Authors: Pamela Grandstaff

Tags: #Fiction, #Mystery & Detective, #General

Rose Hill (13 page)

“Pitcher for the girls’ softball team,” Scott said. “Wicked right arm and swore like a sailor.”

“That’s her. When Jane Anne graduated from high school and left for college, there must have been fifty kids who applied for the job. Fathers offered me bribes, kids brought me letters of recommendation, and their mothers baked me cookies and cakes. I took a couple weeks to decide, and gained five pounds.”

“Smart move,” Scott said, and smiled at his friend, whom he knew had a sweet tooth.

“Tommy
showed up every morning at 4:30 during those two weeks, and offered to help me out until I made my decision. He wasn’t pushy, he didn’t whine or beg, and no one called, wrote, or baked on his behalf. I took one look at the shabby clothes, the long hair, and the rickety bike, and I was not impressed.”

“He’s not exactly boy scout material,” Scott said.

“That’s an understatement. Goudy, on the other hand, who by that time in his life rarely left his bed over there unless it was time to eat or take a piss, jumped up and greeted Tommy like his long lost friend. So I decided to give him a chance. After the two weeks were up I decided the kid wasn’t too irritating and gave him the job.”

“Goudy always was a good judge of character,” Scott said. “I remember he used to wag whenever he saw Doc Machalvie but would growl at his brother Stuart.”

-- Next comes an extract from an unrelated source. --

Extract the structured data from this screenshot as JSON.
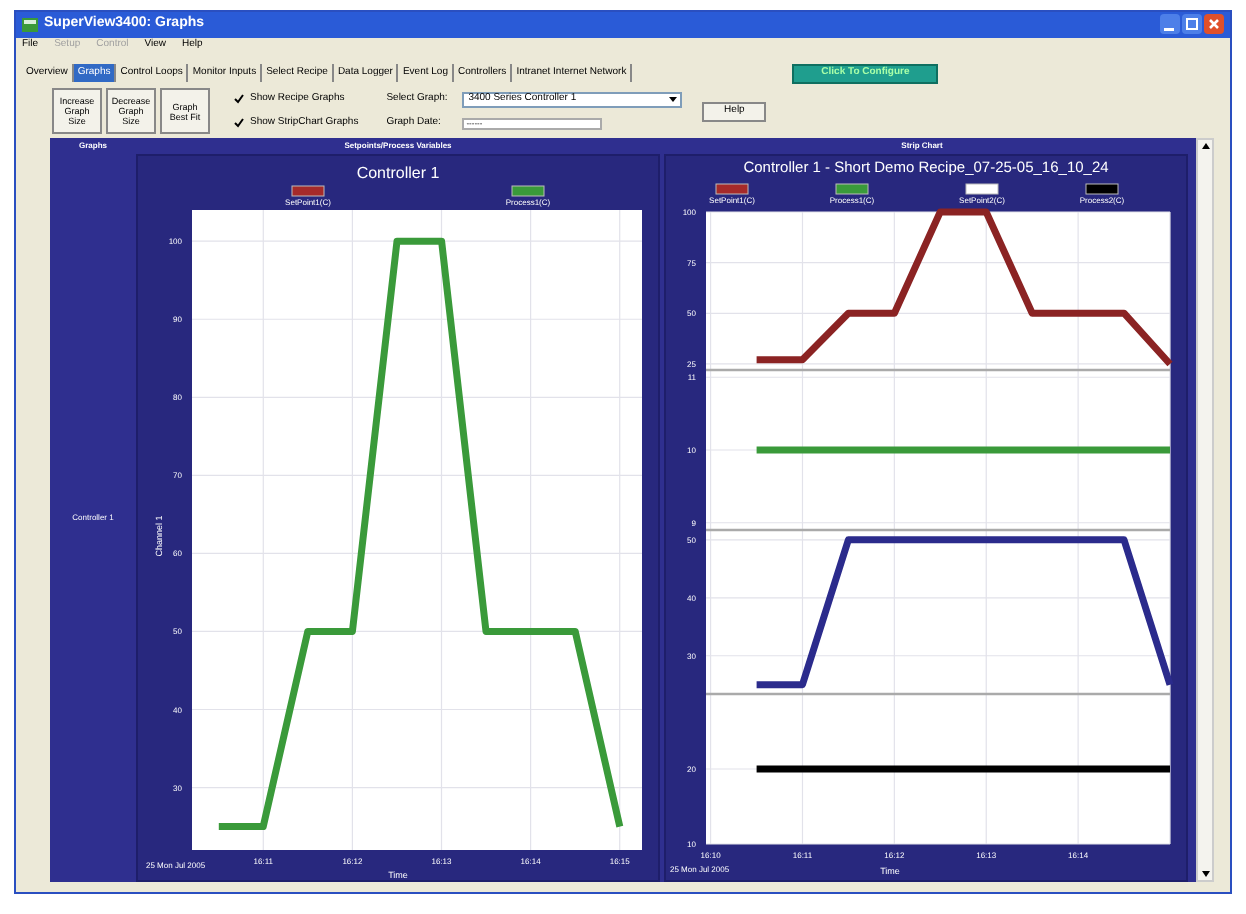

“He hated Theo too. Theo made all the hair stand up on Goudy’s spine. Not too many people got that reaction. There was one weird exception, though. Goudy really liked Willy Neff. I never could understand that.”

“Dogs do love bad smells, I guess.”

“Well, anyway, when Goudy got so he could no longer jump up into the truck cab, Tommy helped me lift him every morning. The morning Goudy did not wake up, we took him to the end of Possum Holler and buried him on the hill behind Lily Crawford’s barn. That fat old dog once caught a rabbit up there that was as surprised about it as he was.”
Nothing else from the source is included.